Nous sommes en 2015 à Fukushima. Quatre ans après la catastrophe nucléaire, le collectif d'art japonais Chim-Pom investit la zone. La ville n’a pas bougé depuis que ses habitants l’ont désertée et reste inaccessible au public. Eux viennent là pour monter « Don’t Follow the Wind » , une exposition dont personne ne pourra voir les œuvres. En ligne, le site est aussi condamné. Il affiche un simple enregistrement audio intégré sur une page vierge. La prophétie ? Viendra un jour où nous ne pourrons plus rien voir… du tout. Changement climatique, acidification des océans, dégradation des sols, disparition de la biodiversité… Nous le savons, les activités humaines ont des impacts dévastateurs et marquent désormais d’une indélébile empreinte les couches géologiques de la Terre. Bienvenue dans le plus sinistre des parcs d’attraction : l’ère de l’Anthropocène, soit « l’âge de l’Homme ».

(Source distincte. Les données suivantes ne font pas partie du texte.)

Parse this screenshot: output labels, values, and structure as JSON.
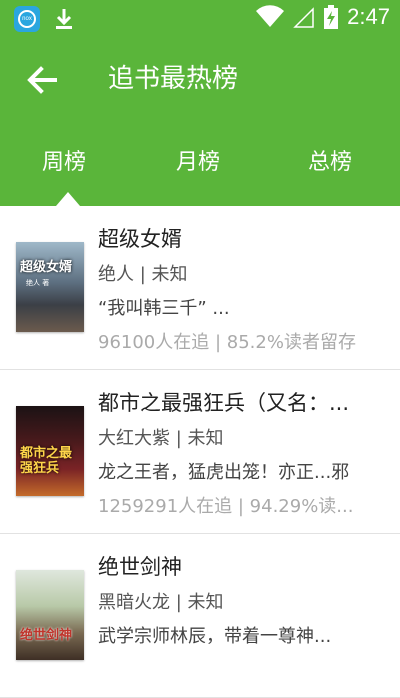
{
  "status_bar": {
    "time": "2:47",
    "icons": [
      "nox-app-icon",
      "download-icon",
      "wifi-icon",
      "cell-signal-icon",
      "battery-charging-icon"
    ],
    "nox_label": "nox"
  },
  "app_bar": {
    "title": "追书最热榜",
    "back_icon": "arrow-left-icon"
  },
  "tabs": [
    {
      "label": "周榜",
      "selected": true
    },
    {
      "label": "月榜",
      "selected": false
    },
    {
      "label": "总榜",
      "selected": false
    }
  ],
  "books": [
    {
      "title": "超级女婿",
      "author_line": "绝人 | 未知",
      "description": "“我叫韩三千” ...",
      "stats": "96100人在追 | 85.2%读者留存",
      "cover_text": "超级女婿",
      "cover_sub": "绝人 著"
    },
    {
      "title": "都市之最强狂兵（又名：...",
      "author_line": "大红大紫 | 未知",
      "description": "龙之王者，猛虎出笼！亦正...邪",
      "stats": "1259291人在追 | 94.29%读...",
      "cover_text": "都市之最强狂兵",
      "cover_sub": ""
    },
    {
      "title": "绝世剑神",
      "author_line": "黑暗火龙 | 未知",
      "description": "武学宗师林辰，带着一尊神...",
      "stats": "",
      "cover_text": "绝世剑神",
      "cover_sub": ""
    }
  ],
  "colors": {
    "primary": "#5ab53a",
    "title_text": "#222222",
    "muted_text": "#aaaaaa",
    "divider": "#e2e2e2"
  }
}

L'Anthropocène ou la sidérante laideur de notre œuvre
Popularisé à la fin du XXème siècle par le chimiste Paul J. Crutzen, « le terme Anthropocène s’est depuis répandu dans la littérature scientifique et au-delà », explique Nathalie Blanc, artiste et directrice de recherche au CNRS, spécialisée en environnement. « Dans les années 60, en opposition à la société de consommation, des artistes prenaient déjà le pouls du désastre écologique » . Ils cherchaient à sublimer la catastrophe. « Alors, tout un corpus théorique s’est développé oscillant entre le sacré, la terreur, l’impuissance et la fascination. Il s’agissait de qualifier des événements dont la magnitude dépasse la compréhension humaine. » Les cataclysmes – naturels ou pas – nous captivent autant qu’ils nous pétrifient. Ils iraient même jusqu'à provoquer une « forme de jouissance » chez l'humain. Ainsi, nous assisterions, sidérés et impuissants, à l’écroulement du monde.
De l'art pour nous sortir du marasme ?
Du côté des artistes, la prise de conscience environnementale s’intensifie. « Tout artiste environnemental a à voir avec l’Anthropocène », explique Nathalie Blanc tout en insistant sur la diversité des écritures.

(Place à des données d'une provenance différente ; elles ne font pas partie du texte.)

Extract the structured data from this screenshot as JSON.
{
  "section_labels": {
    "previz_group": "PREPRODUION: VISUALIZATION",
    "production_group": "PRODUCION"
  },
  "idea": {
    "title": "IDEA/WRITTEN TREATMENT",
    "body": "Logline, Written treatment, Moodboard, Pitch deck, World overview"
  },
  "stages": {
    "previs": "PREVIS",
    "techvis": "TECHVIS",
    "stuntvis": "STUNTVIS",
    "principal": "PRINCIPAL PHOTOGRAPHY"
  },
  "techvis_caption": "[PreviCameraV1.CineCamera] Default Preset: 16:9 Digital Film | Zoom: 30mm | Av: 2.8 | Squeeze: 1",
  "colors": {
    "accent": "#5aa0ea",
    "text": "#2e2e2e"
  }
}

Quand certains s’intéressent à la surface du globe – comme le photographe canadien Edward Burtynsky, pendant sombre de Yann Arthus-Bertrand, qui capture de sinistres paysages industriels vus du ciel – d’autres explorent les fonds marins. Celia Gregory, artiste britannique, sculpte des statues qu’elle immerge dans les océans. Echouées au fond de l'eau, elles se transforment, se couvrent d’algues et de coquillages jusqu’à devenir l’habitat de poissons et de coraux.

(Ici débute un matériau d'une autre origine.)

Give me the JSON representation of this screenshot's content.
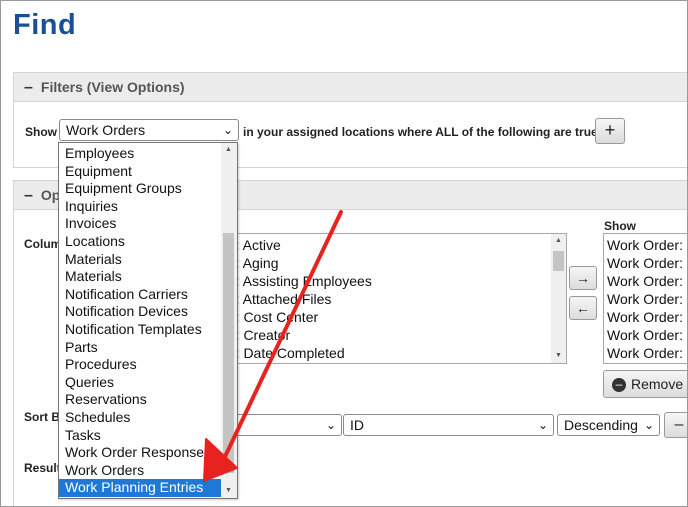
{
  "page": {
    "title": "Find"
  },
  "filters": {
    "header": "Filters (View Options)",
    "show_label": "Show",
    "show_value": "Work Orders",
    "condition_text": "in your assigned locations where ALL of the following are true:",
    "add_label": "+"
  },
  "options": {
    "header_visible": "Op",
    "columns_label": "Colum",
    "available_columns": [
      "r: Active",
      "r: Aging",
      "r: Assisting Employees",
      "r: Attached Files",
      "r: Cost Center",
      "r: Creator",
      "r: Date Completed"
    ],
    "move_right_label": "→",
    "move_left_label": "←",
    "show_label": "Show",
    "show_columns": [
      "Work Order:",
      "Work Order:",
      "Work Order:",
      "Work Order:",
      "Work Order:",
      "Work Order:",
      "Work Order:"
    ],
    "remove_label": "Remove",
    "sort_label": "Sort B",
    "sort_field1": "der",
    "sort_field2": "ID",
    "sort_direction": "Descending",
    "sort_extra": "–",
    "results_label": "Result"
  },
  "dropdown": {
    "options": [
      "Employees",
      "Equipment",
      "Equipment Groups",
      "Inquiries",
      "Invoices",
      "Locations",
      "Materials",
      "Materials",
      "Notification Carriers",
      "Notification Devices",
      "Notification Templates",
      "Parts",
      "Procedures",
      "Queries",
      "Reservations",
      "Schedules",
      "Tasks",
      "Work Order Responses",
      "Work Orders",
      "Work Planning Entries"
    ],
    "selected_index": 19
  },
  "colors": {
    "title": "#1a4f96",
    "annotation_arrow": "#e8231f",
    "selection": "#1e78d6"
  }
}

Avec son Museo Atlantico formé par des dizaines de silhouettes humaines reproduites en béton au pH neutre, et plongées à 12 mètres de profondeur au sud de l’île espagnole de Lanzarote, Jason deCaires Taylor crée un grand récif artificiel. Ce musée immergé devrait servir à augmenter la biomasse et faciliter la reproduction des espèces de l’île.
« Les artistes ont cette capacité à révéler la poésie de tous ces phénomènes, explique Lauranne Germond, directrice de l’organisme COAL, une association et un commissariat d’exposition mobilisant des artistes et des chercheurs au service de l’écologie. Selon moi, l’enjeu de la reconnexion avec la nature doit passer par là. Certains sujets, comme la biodiversité et le vivant en général bénéficient d’une tradition artistique forte. D’autres sont cependant plus techniques et moins faciles à appréhender pour le grand public ».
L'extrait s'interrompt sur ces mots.